Fantasy sports, particularly fantasy football, have become fully ingrained in American sports culture, for better or for worse. Every major sports network, website, and magazine has time and space dedicated to covering the fantasy implications of anything that happens on a given Sunday and, even then, some consumers are still clamoring for more information to set and maintain their fantasy lineups.
With such a high demand for this product, it’s critical for a company to differentiate itself from its competition. You must employ tactics that attract customers to your site over others. You need a unique selling proposition.
Recognize Gaps in the Industry
Daily or weekly fantasy sites like Draftkings and Fanduel have risen to prominence (and some may say infamy) in the past year for identifying and exploiting a niche in the already enormous business that is fantasy football. What sites like Draftkings and Fanduel realized is that they could easily target a type of consumer that regular fantasy sites either miss or can’t feasibly cater to.
While there is no doubting that both websites profit heavily from the diehard fantasy football fan who welcomed a new path to fame or fortune, there is one type of consumer that forms the basis for both companies aggressive marketing campaigns: the consumer that wants to play fantasy football, but doesn’t have the time or commitment level to draft and maintain a team over a period of four to five months.
Fantasy football can often be a grind from beginning to end. Online drafts for a typical 12-team league can take two hours or more. Offline drafts, which are more fun because you can interact with actual living, breathing humans and not names on a screen, can easily take double that depending on the format and the amount of *ahem* beverages consumed by the participants. Once that process is done, a player is looking at about 16 weeks of pickups and trades, all the while agonizing over matchups and trying to locate as much information as possible to set the ideal lineup for each coming week.

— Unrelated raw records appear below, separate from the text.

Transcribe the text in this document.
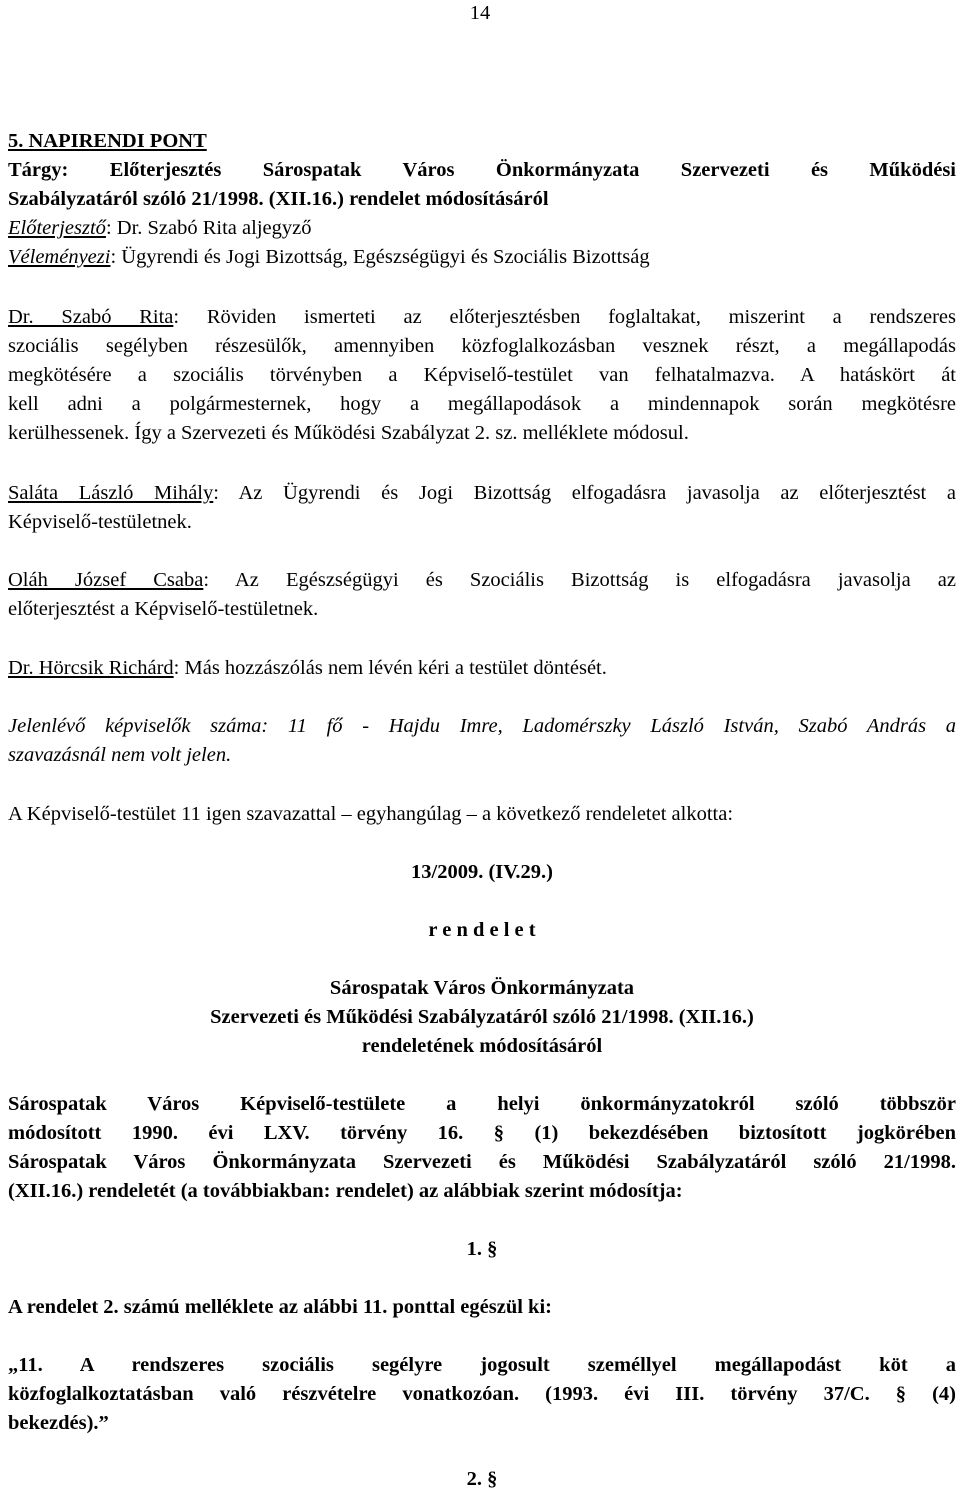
14
5. NAPIRENDI PONT
Tárgy: Előterjesztés Sárospatak Város Önkormányzata Szervezeti és Működési
Szabályzatáról szóló 21/1998. (XII.16.) rendelet módosításáról
Előterjesztő: Dr. Szabó Rita aljegyző
Véleményezi: Ügyrendi és Jogi Bizottság, Egészségügyi és Szociális Bizottság
Dr. Szabó Rita: Röviden ismerteti az előterjesztésben foglaltakat, miszerint a rendszeres
szociális segélyben részesülők, amennyiben közfoglalkozásban vesznek részt, a megállapodás
megkötésére a szociális törvényben a Képviselő-testület van felhatalmazva. A hatáskört át
kell adni a polgármesternek, hogy a megállapodások a mindennapok során megkötésre
kerülhessenek. Így a Szervezeti és Működési Szabályzat 2. sz. melléklete módosul.
Saláta László Mihály: Az Ügyrendi és Jogi Bizottság elfogadásra javasolja az előterjesztést a
Képviselő-testületnek.
Oláh József Csaba: Az Egészségügyi és Szociális Bizottság is elfogadásra javasolja az
előterjesztést a Képviselő-testületnek.
Dr. Hörcsik Richárd: Más hozzászólás nem lévén kéri a testület döntését.
Jelenlévő képviselők száma: 11 fő - Hajdu Imre, Ladomérszky László István, Szabó András a
szavazásnál nem volt jelen.
A Képviselő-testület 11 igen szavazattal – egyhangúlag – a következő rendeletet alkotta:
13/2009. (IV.29.)
r e n d e l e t
Sárospatak Város Önkormányzata
Szervezeti és Működési Szabályzatáról szóló 21/1998. (XII.16.)
rendeletének módosításáról
Sárospatak Város Képviselő-testülete a helyi önkormányzatokról szóló többször
módosított 1990. évi LXV. törvény 16. § (1) bekezdésében biztosított jogkörében
Sárospatak Város Önkormányzata Szervezeti és Működési Szabályzatáról szóló 21/1998.
(XII.16.) rendeletét (a továbbiakban: rendelet) az alábbiak szerint módosítja:
1. §
A rendelet 2. számú melléklete az alábbi 11. ponttal egészül ki:
„11. A rendszeres szociális segélyre jogosult személlyel megállapodást köt a
közfoglalkoztatásban való részvételre vonatkozóan. (1993. évi III. törvény 37/C. § (4)
bekezdés).”
2. §
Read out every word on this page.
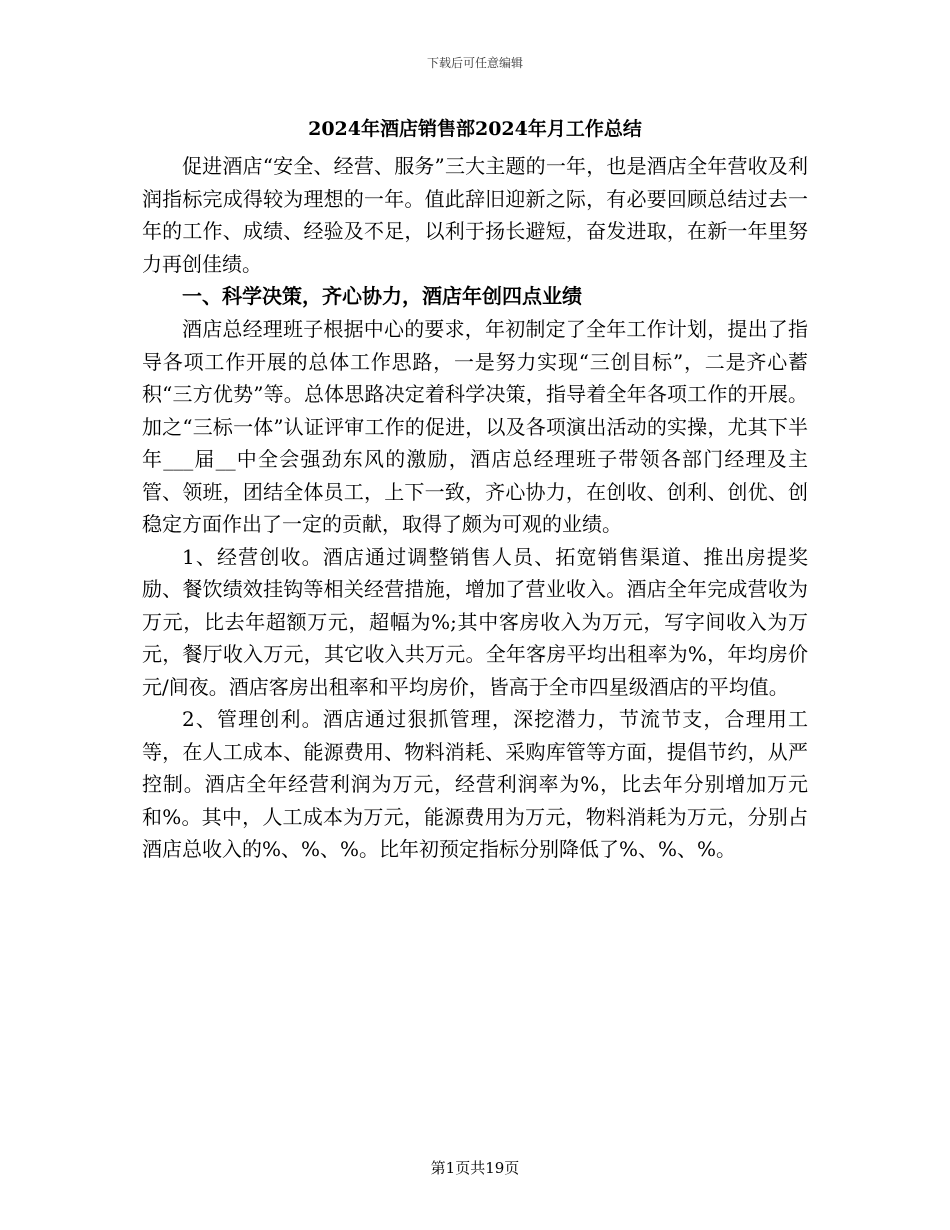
下载后可任意编辑
2024年酒店销售部2024年月工作总结

促进酒店“安全、经营、服务”三大主题的一年，也是酒店全年营收及利润指标完成得较为理想的一年。值此辞旧迎新之际，有必要回顾总结过去一年的工作、成绩、经验及不足，以利于扬长避短，奋发进取，在新一年里努力再创佳绩。

一、科学决策，齐心协力，酒店年创四点业绩

酒店总经理班子根据中心的要求，年初制定了全年工作计划，提出了指导各项工作开展的总体工作思路，一是努力实现“三创目标”，二是齐心蓄积“三方优势”等。总体思路决定着科学决策，指导着全年各项工作的开展。加之“三标一体”认证评审工作的促进，以及各项演出活动的实操，尤其下半年___届__中全会强劲东风的激励，酒店总经理班子带领各部门经理及主管、领班，团结全体员工，上下一致，齐心协力，在创收、创利、创优、创稳定方面作出了一定的贡献，取得了颇为可观的业绩。

1、经营创收。酒店通过调整销售人员、拓宽销售渠道、推出房提奖励、餐饮绩效挂钩等相关经营措施，增加了营业收入。酒店全年完成营收为万元，比去年超额万元，超幅为%;其中客房收入为万元，写字间收入为万元，餐厅收入万元，其它收入共万元。全年客房平均出租率为%，年均房价元/间夜。酒店客房出租率和平均房价，皆高于全市四星级酒店的平均值。

2、管理创利。酒店通过狠抓管理，深挖潜力，节流节支，合理用工等，在人工成本、能源费用、物料消耗、采购库管等方面，提倡节约，从严控制。酒店全年经营利润为万元，经营利润率为%，比去年分别增加万元和%。其中，人工成本为万元，能源费用为万元，物料消耗为万元，分别占酒店总收入的%、%、%。比年初预定指标分别降低了%、%、%。

第1页共19页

Free Customers from Commitment
Understandably, some people don’t want to deal with that seemingly endless slog year in and year out, and that’s where Draftkings and Fanduel have capitalized most. Hate the grind of a 16-week league? Here’s your chance to manage a team for one week, and then you’re done. Don’t have the time or patience for a full season? Well then cherry pick which weeks you want to play when you have the time to play them. And the best part? No commitment, which is a big bullet point for both teams’ marketing strategies.
If you play once and don’t win or don’t like it, you are by no means obligated to play again next week or, in fact, ever. It may seem like an odd strategy to let people freely walk out the door, but fantasy football is an experience that tends to suck people back in. Please note that this being written by someone who has sworn off playing it for the past four years and somehow has a team or two every September (I believe my response this season when asked to play was “I would rather die.”)

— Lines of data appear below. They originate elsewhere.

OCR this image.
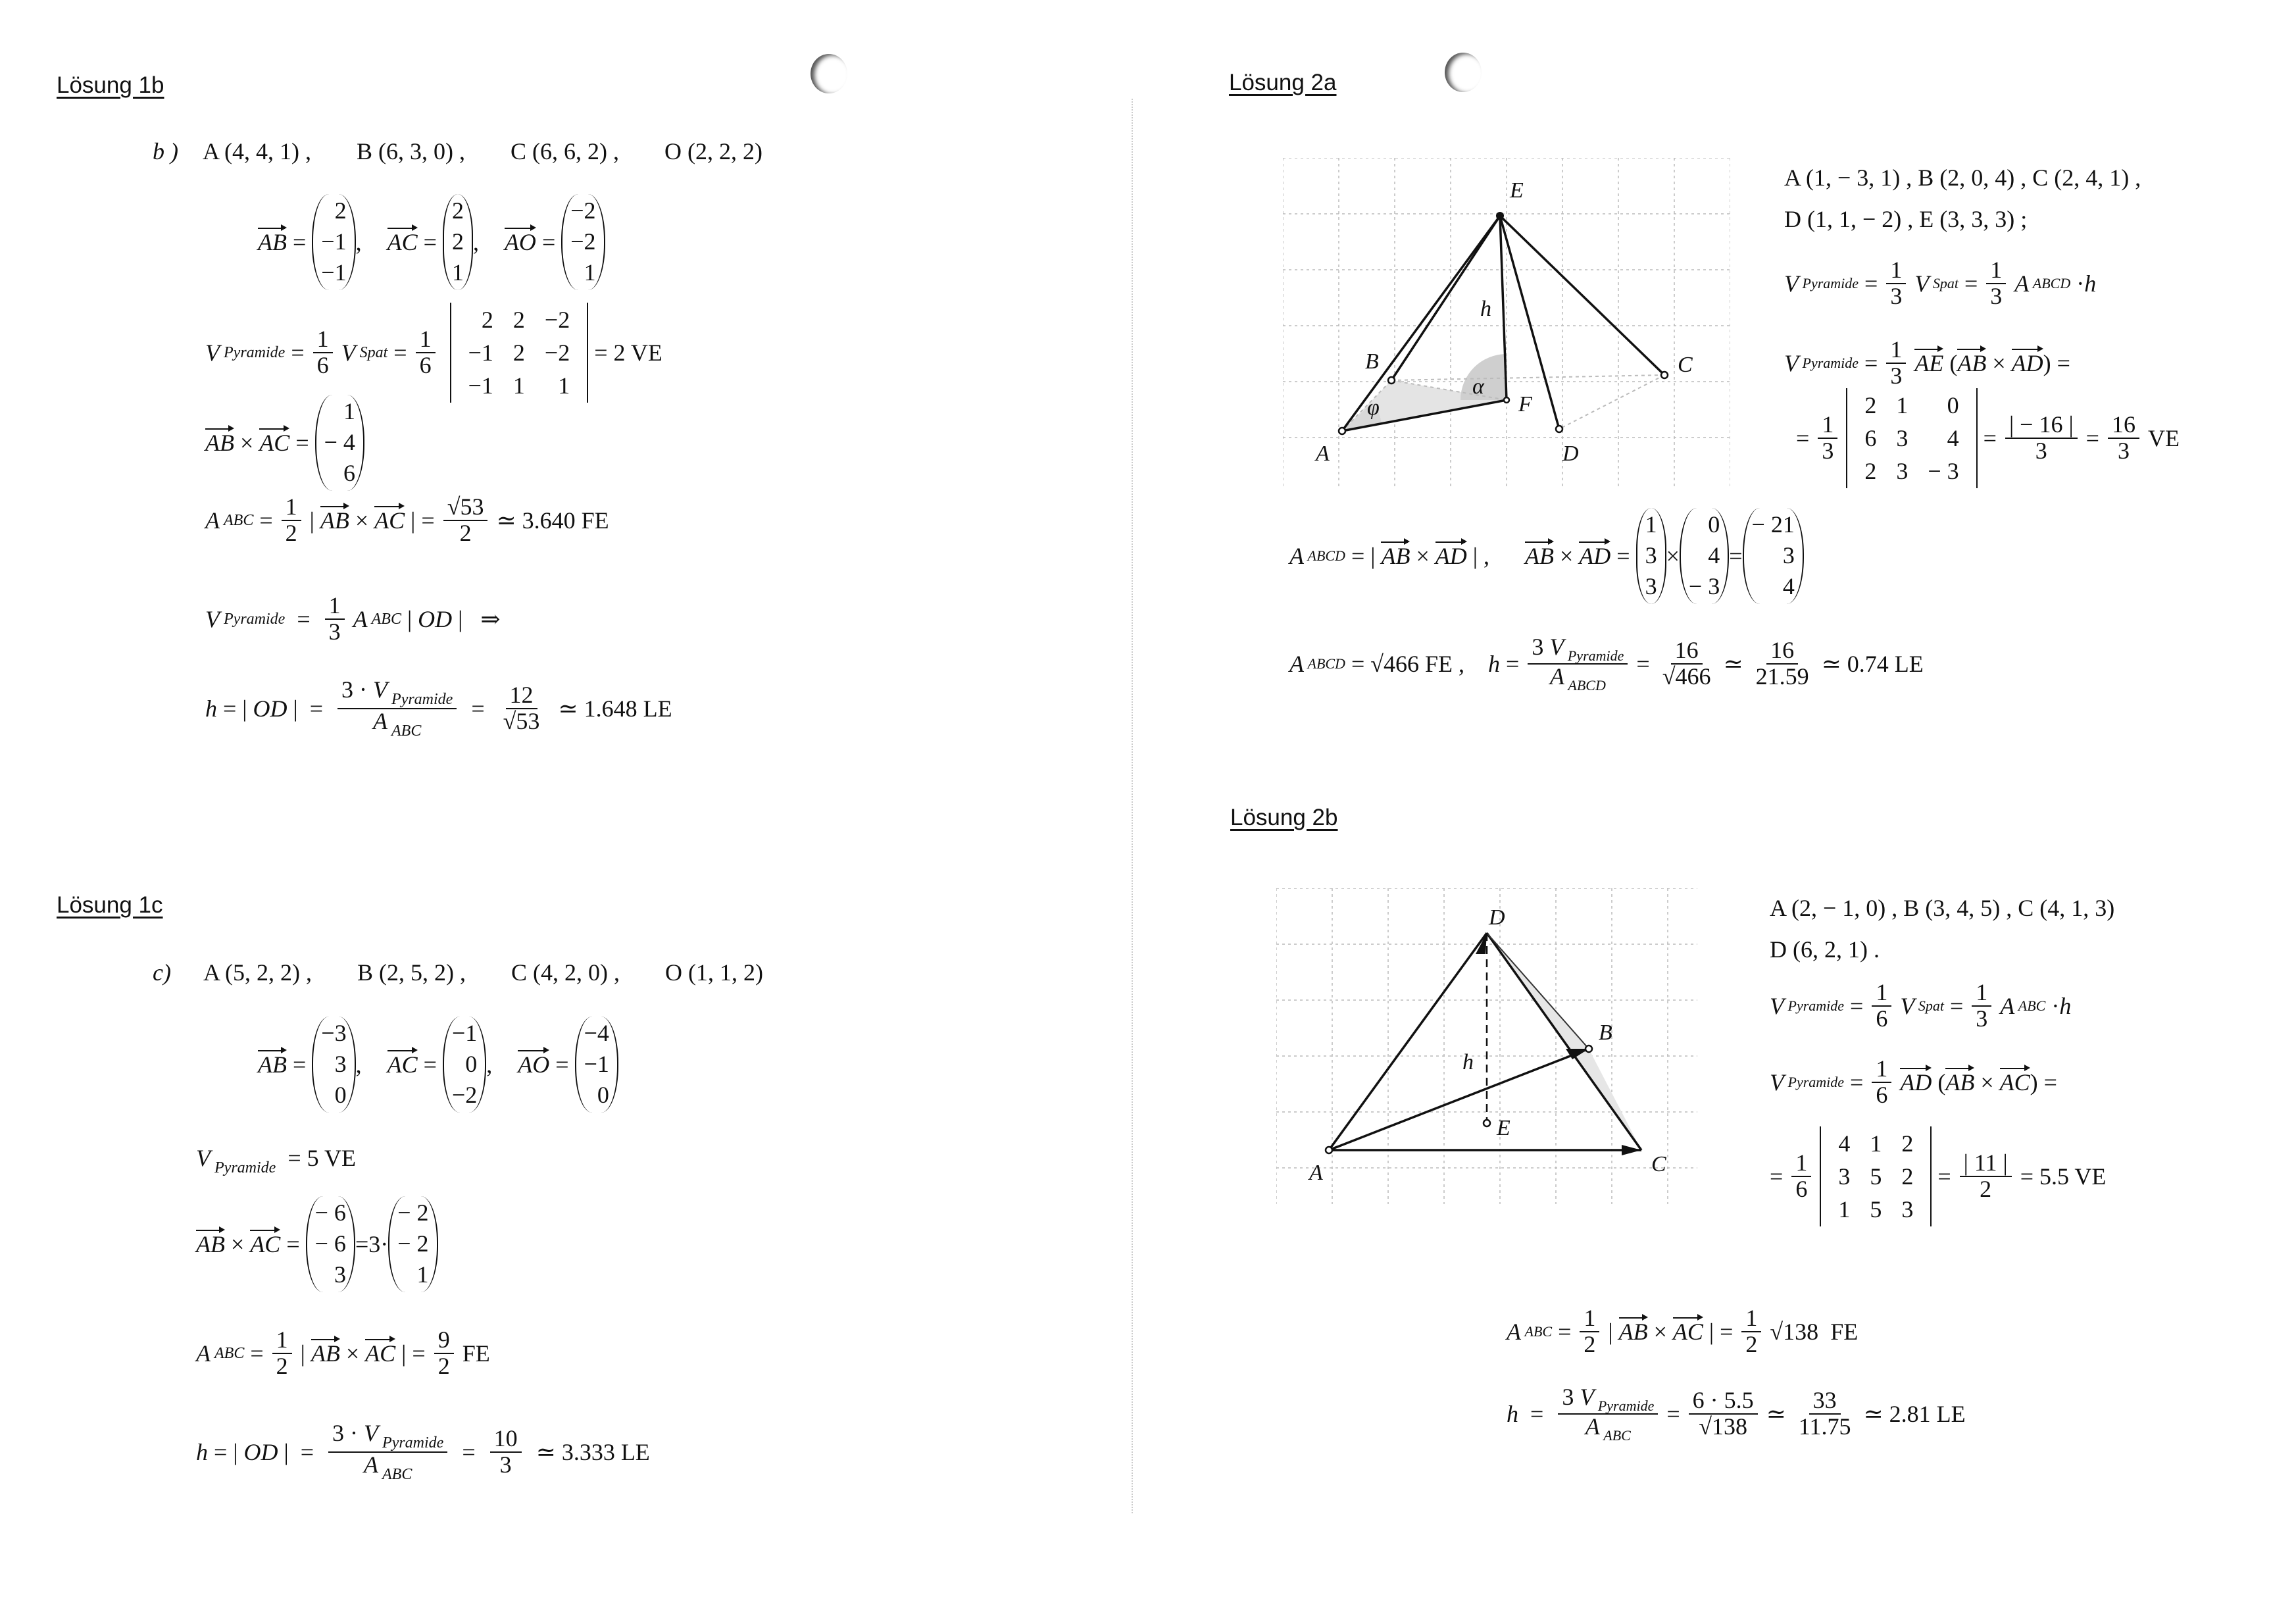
Lösung 1b
b ) A (4, 4, 1) , B (6, 3, 0) , C (6, 6, 2) , O (2, 2, 2)
AB =
2
−1
−1
, AC =
2
2
1
, AO =
−2
−2
1
V Pyramide = $\frac{1}{6}$
V Spat = $\frac{1}{6}$

2 2 −2
−1 2 −2
−1 1	1

= 2 VE
AB × AC =
1
− 4
6
A ABC = $\frac{1}{2}$ | AB × AC | = $\frac{√53}{2}$
≃ 3.640 FE
V Pyramide = $\frac{1}{3}$
A ABC | OD |   ⇒
h = | OD |  = $\frac{3 \cdot V _{Pyramide}}{A _{ABC}} = \frac{12}{√53}$
≃ 1.648 LE
Lösung 1c
c) A (5, 2, 2) , B (2, 5, 2) , C (4, 2, 0) , O (1, 1, 2)
AB =
−3
3
0
, AC =
−1
0
−2
, AO =
−4
−1
0
V $_{Pyramide}$ = 5 VE
AB × AC =
− 6
− 6
3
=3·
− 2
− 2
1
A ABC = $\frac{1}{2}$ | AB × AC | = $\frac{9}{2}$
FE
h = | OD |  = $\frac{3 \cdot V _{Pyramide}}{A _{ABC}} = \frac{10}{3}$
≃ 3.333 LE
Lösung 2a
E
h
B	C
α
φ	F
A	D
A (1, − 3, 1) , B (2, 0, 4) , C (2, 4, 1) ,
D (1, 1, − 2) , E (3, 3, 3) ;
V Pyramide = $\frac{1}{3}$
V Spat = $\frac{1}{3}$
A ABCD · h
V Pyramide = $\frac{1}{3}$
AE ( AB × AD ) =
= $\frac{1}{3}$

2 1	0
6 3	4
2 3 − 3
= $\frac{| - 16 |}{3} = \frac{16}{3}$
VE
A ABCD = | AB × AD | , AB × AD =
1
3
3
×
0
4
− 3
=
− 21
3
4
A ABCD = √466
FE ,
$h = \frac{3 V _{Pyramide}}{A _{ABCD}} = \frac{16}{√466}$ ≃ $\frac{16}{21.59}$
≃ 0.74 LE
Lösung 2b
D
B
h
E
A	C
A (2, − 1, 0) , B (3, 4, 5) , C (4, 1, 3)
D (6, 2, 1) .
V Pyramide = $\frac{1}{6}$
V Spat = $\frac{1}{3}$
A ABC · h
V Pyramide = $\frac{1}{6}$
AD ( AB × AC ) =
= $\frac{1}{6}$

4 1 2
3 5 2
1 5 3
= $\frac{| 11 |}{2}$
= 5.5 VE
A ABC = $\frac{1}{2}$ | AB × AC | = $\frac{1}{2}$
√138
FE
$h = \frac{3 V _{Pyramide}}{A _{ABC}} = \frac{6 \cdot 5.5}{√138}$ ≃ $\frac{33}{11.75}$
≃ 2.81 LE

Now these types of fantasy players have a new option that better fits within their constraints or preferences. Draftkings and Fanduel successfully identified a neglected group of consumers and formed their business strategies around that group, a feat that was all the more impressive given the size and prominence of organized fantasy football. With that in mind, take stock of your own field. Are there opportunities to expand to a previously untargeted group of consumers? Is there a niche in your market that both you and your competitors have been neglecting?